Several professionals point out that Sections 58(7) and 58(8) continue the familiar five-year lock-in framework that existed under the earlier presumptive taxation regime. According to this view, reading Section 58(3) as an independent audit trigger for every eligible low-profit taxpayer dilutes the practical significance of the lock-in provisions, suggesting that the provision may not have been intended to operate as broadly as some professionals believe.

They also point to the Government's own FAQs issued during the transition to the Income Tax Act, 2025, specifically question 4.31 as below:

Q4.31 What is the requirement for tax audit under the Income-tax Act, 2025, and has the threshold changed?

Ans. Section 63 of the Income-tax Act, 2025 (corresponding to Section 44AB of the old Act) prescribes the requirement of audit of accounts. The thresholds for tax audit remain the same as were in the old Act:

(i) Business: Total sales, turnover, or gross receipts exceed Rs. 1 crore (Rs. 10 crore where cash transactions do not exceed 5% of total receipts and 5% of total payments);

(ii) Profession: Gross receipts exceed Rs. 50 lakhs;

(iii) Persons opting out of presumptive taxation and declaring income below the prescribed threshold.

The FAQs expressly states that tax audit thresholds remain the same as under the old Act.

Some professionals argue that if the Government actually intended to substantially widen the audit net, there would have been a much clearer indication of such a policy shift.

This countering interpretation states that Section 58(3) does not fundamentally alter the existing position. Instead, it largely reproduces the framework that existed under the 1961 Act, and the current controversy arises from the drafting language rather than any deliberate legislative expansion.

Professionals on X have initiated the discussion and at the time, both interpretations continue to find support.

Also Read:CBDT Releases Guidelines for Compulsory Selection of Returns for Complete Scrutiny FY 2026-27 [Read Circular]

What Should Taxpayers Do?

Until the CBDT issues a formal clarification, taxpayers would be well advised to proceed cautiously.

Businesses operating within the presumptive taxation limits but reporting profits below the prescribed presumptive rates should carefully evaluate their compliance obligations under the new Act.
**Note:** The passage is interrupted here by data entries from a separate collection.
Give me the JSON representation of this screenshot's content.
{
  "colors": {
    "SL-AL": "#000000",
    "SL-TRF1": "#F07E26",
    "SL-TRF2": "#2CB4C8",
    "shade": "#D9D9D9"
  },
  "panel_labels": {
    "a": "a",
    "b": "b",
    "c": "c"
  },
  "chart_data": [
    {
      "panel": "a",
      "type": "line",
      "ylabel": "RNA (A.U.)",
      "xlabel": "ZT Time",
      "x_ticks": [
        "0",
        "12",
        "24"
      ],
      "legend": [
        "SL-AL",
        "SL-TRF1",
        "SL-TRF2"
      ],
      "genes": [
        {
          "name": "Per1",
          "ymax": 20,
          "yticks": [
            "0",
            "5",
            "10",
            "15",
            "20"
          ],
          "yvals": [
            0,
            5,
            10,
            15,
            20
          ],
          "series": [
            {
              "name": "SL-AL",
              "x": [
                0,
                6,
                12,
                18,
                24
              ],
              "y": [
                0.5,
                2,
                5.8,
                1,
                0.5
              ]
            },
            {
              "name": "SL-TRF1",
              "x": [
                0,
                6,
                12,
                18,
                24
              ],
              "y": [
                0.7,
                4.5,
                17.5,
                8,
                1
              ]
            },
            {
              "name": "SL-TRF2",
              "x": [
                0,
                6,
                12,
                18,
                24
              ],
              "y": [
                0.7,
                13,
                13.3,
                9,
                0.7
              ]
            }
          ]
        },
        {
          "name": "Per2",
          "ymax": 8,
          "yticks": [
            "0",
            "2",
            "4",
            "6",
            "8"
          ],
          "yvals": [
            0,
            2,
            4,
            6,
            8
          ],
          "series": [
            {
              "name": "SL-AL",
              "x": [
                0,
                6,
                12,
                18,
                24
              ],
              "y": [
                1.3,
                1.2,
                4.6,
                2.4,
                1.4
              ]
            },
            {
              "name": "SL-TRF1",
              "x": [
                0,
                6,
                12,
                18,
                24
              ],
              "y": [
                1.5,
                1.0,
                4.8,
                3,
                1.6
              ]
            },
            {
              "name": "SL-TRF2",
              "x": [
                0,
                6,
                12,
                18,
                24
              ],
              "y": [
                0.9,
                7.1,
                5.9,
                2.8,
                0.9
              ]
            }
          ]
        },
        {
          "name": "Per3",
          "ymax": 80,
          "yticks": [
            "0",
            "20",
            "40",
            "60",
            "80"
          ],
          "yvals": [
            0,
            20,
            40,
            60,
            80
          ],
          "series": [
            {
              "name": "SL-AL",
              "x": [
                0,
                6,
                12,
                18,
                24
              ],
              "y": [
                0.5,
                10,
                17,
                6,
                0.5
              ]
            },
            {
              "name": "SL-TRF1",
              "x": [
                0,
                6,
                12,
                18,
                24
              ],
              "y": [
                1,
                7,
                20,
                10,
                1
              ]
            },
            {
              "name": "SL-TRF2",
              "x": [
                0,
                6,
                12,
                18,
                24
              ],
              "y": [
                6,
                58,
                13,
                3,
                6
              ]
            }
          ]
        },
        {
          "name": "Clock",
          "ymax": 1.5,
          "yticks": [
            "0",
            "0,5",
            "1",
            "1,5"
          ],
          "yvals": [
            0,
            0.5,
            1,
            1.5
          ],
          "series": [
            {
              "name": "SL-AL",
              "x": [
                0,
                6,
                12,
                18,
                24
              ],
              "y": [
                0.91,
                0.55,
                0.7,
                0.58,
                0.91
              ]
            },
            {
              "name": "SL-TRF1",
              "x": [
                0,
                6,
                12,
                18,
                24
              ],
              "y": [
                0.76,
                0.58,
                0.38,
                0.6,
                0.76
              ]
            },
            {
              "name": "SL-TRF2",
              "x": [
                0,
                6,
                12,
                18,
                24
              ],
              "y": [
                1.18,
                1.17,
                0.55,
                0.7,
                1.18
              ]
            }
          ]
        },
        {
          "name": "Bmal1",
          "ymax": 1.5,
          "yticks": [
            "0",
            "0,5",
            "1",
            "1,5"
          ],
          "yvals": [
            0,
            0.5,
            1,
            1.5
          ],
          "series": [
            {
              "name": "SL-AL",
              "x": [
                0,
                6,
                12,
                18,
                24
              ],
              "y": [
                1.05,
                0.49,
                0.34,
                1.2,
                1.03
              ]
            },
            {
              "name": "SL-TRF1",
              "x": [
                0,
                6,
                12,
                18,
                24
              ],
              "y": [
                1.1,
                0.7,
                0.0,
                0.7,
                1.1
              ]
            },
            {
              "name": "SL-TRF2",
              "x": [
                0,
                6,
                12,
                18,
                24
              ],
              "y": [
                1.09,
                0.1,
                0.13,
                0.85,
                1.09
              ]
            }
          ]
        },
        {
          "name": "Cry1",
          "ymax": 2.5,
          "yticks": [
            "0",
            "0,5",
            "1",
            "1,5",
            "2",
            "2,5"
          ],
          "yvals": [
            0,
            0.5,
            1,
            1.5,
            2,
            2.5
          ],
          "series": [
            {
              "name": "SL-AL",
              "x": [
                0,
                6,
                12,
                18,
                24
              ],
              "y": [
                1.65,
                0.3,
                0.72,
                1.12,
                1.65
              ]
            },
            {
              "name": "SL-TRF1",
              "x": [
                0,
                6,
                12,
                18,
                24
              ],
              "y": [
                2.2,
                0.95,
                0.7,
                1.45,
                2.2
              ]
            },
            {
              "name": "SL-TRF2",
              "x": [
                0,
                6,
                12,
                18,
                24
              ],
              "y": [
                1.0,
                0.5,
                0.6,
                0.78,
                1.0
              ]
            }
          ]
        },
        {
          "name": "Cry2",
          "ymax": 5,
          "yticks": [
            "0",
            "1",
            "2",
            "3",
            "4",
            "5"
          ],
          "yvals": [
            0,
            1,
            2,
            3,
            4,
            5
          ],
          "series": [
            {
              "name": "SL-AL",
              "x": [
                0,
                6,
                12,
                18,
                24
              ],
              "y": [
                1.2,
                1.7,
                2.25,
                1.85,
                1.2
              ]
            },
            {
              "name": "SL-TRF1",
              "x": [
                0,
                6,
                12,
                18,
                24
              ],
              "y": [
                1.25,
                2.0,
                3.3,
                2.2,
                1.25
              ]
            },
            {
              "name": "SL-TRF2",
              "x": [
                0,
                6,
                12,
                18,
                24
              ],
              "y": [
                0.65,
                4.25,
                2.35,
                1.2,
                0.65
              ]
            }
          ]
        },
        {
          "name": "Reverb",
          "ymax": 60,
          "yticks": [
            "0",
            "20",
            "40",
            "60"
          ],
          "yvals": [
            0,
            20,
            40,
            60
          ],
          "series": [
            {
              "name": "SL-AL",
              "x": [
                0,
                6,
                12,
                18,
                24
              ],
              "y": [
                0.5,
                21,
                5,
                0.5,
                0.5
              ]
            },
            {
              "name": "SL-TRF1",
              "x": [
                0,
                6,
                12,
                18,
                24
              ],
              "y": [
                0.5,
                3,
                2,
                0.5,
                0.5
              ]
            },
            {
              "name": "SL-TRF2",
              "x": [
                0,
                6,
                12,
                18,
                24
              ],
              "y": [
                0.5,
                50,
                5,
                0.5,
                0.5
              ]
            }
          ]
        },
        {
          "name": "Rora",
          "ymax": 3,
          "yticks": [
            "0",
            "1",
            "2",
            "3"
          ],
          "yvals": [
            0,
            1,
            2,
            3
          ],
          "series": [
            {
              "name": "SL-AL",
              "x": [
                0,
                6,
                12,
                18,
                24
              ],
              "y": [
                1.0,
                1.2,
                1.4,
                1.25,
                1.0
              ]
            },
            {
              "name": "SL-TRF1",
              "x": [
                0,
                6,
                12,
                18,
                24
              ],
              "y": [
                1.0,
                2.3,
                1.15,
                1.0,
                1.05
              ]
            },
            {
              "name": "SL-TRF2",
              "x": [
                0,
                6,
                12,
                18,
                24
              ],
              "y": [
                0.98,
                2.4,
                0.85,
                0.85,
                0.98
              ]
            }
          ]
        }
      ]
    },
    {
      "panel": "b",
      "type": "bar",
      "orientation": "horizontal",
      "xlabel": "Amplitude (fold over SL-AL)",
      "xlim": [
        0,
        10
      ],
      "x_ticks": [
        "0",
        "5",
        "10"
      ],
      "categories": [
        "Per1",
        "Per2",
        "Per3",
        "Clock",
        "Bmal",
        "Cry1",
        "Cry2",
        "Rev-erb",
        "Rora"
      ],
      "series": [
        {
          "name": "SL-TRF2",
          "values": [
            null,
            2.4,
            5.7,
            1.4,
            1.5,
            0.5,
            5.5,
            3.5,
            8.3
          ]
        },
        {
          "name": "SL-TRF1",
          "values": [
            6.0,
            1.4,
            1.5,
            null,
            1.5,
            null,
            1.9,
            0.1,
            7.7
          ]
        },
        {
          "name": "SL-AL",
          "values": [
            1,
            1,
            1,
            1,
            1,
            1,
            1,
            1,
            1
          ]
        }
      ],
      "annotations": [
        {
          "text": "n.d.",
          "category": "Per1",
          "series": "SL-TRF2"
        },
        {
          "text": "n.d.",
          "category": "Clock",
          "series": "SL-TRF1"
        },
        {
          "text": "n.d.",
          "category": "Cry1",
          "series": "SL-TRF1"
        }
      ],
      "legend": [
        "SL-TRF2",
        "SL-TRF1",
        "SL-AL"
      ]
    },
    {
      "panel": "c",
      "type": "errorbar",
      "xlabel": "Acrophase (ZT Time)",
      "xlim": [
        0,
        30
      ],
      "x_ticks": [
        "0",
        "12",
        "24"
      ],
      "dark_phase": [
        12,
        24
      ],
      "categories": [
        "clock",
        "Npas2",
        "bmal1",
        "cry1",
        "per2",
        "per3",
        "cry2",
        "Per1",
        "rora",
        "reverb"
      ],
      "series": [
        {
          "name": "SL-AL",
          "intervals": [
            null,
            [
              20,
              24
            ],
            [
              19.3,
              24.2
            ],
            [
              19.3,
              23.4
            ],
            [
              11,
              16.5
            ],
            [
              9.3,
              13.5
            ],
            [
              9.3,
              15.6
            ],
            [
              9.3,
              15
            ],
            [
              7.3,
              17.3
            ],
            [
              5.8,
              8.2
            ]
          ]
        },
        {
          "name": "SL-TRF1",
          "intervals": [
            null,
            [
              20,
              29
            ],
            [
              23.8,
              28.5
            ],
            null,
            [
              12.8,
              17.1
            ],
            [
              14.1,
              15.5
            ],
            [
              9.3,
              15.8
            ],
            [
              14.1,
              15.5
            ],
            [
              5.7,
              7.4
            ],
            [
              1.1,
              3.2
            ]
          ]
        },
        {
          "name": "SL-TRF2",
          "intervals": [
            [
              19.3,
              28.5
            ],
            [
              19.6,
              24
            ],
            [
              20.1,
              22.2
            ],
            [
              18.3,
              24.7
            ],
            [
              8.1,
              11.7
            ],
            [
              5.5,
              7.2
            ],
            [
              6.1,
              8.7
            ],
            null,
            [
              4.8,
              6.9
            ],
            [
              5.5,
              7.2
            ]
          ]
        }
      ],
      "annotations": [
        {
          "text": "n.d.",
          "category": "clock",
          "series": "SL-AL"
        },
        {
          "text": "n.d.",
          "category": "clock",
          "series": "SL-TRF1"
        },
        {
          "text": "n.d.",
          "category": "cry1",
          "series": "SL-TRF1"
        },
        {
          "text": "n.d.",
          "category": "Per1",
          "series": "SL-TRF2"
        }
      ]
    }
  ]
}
The same applies to partnership firms, small businesses and F&O traders whose total income exceeds the basic exemption threshold.

Whether Section 58(3) ultimately proves to be a drafting ambiguity or a genuine expansion of the tax audit net remains to be clarified.

The present issue remains one of the first interpretational debates surrounding the “simplified” tax legislation that came in the form of the Income Tax Act, 2025. And until that debate is settled, Section 58(3) will remain one of the most closely watched provisions in the new tax code.